FrankFrank.Weibull.data: Generate data from the Frank copula for serial dependence and the Frank copula for dependent censoring with the Weibull distributions
Description
The data generation process is based on the Frank copula C_theta for serial dependence and the Frank copula tilde(C)_alpha for dependent censoring with the marginal distributions Weib(scale1, shape1) and Weib(scale2, shape2). Censoring percentage can be controlled by constant c. This function is used when doing parametric bootstrap. The guide for using this function shall be explained by Huang (2019), and Huang, Wang and Emura (2020).

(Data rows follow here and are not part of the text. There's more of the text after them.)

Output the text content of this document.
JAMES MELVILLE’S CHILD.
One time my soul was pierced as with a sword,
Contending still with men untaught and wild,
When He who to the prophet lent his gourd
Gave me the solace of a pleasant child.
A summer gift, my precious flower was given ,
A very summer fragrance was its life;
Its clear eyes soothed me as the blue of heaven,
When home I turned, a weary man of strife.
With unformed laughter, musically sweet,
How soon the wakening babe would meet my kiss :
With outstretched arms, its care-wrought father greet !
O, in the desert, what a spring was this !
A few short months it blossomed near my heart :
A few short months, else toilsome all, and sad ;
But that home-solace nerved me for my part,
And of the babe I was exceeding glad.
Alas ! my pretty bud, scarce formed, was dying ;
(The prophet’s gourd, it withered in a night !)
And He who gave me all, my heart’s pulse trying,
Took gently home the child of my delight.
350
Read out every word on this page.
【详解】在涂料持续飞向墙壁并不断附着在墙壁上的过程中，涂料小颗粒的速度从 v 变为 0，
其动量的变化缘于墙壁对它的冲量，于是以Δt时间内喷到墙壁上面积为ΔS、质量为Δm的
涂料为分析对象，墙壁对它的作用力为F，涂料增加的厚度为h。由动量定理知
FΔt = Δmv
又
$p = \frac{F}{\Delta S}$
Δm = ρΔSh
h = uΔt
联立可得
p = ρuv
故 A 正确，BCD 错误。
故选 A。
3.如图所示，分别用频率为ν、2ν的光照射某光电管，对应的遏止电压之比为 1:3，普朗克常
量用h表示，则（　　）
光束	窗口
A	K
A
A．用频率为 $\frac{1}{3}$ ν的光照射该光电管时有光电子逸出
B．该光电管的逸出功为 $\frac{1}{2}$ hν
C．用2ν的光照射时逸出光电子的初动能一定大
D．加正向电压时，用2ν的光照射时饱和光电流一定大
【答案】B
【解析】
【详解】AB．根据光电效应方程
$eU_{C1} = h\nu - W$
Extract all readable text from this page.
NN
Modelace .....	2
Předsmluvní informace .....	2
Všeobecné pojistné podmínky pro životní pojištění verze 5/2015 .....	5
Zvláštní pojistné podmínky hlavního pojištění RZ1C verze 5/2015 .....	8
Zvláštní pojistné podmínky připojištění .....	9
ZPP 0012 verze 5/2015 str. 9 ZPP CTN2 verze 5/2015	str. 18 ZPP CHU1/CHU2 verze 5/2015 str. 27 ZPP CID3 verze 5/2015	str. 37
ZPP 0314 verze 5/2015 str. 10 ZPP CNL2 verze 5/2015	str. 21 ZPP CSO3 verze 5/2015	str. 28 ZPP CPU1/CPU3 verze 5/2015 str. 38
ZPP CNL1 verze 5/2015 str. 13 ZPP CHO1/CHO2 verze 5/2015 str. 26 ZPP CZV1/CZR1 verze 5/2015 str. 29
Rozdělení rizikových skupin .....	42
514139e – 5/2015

scale parameter for Weib(scale1, shape1), scale1 > 0
shape1
shape parameter for Weib(scale1, shape1), shape1 > 0
theta
copula parameter for C_theta, theta \(\neq\) 0
scale2
scale parameter for Weib(scale2, shape2), scale2 > 0
shape2
shape parameter for Weib(scale2, shape2), shape2 > 0
alpha
copula parameter for tilde(C)_alpha, alpha \(\neq\) 0
b
parameter of Unif(0, b) for controlling censoring percentage
l
length for data generation (default = 300)
Value
A list with the following elements:
Subject
a vector for numbers of subject
T_ij
a vector for event times
delta_ij
a vector for event indicator (=1 if recurrent; =0 if censoring)
T_i_star
a vector for death times
delta_i_star
a vector for death indicator (=1 if death; =0 if censoring)
References
Huang XW, Wang W, Emura T (2020) A copula-based Markov chain model for serially dependent event times with a dependent terminal event. Japanese Journal of Statistics & Data Science. Accepted.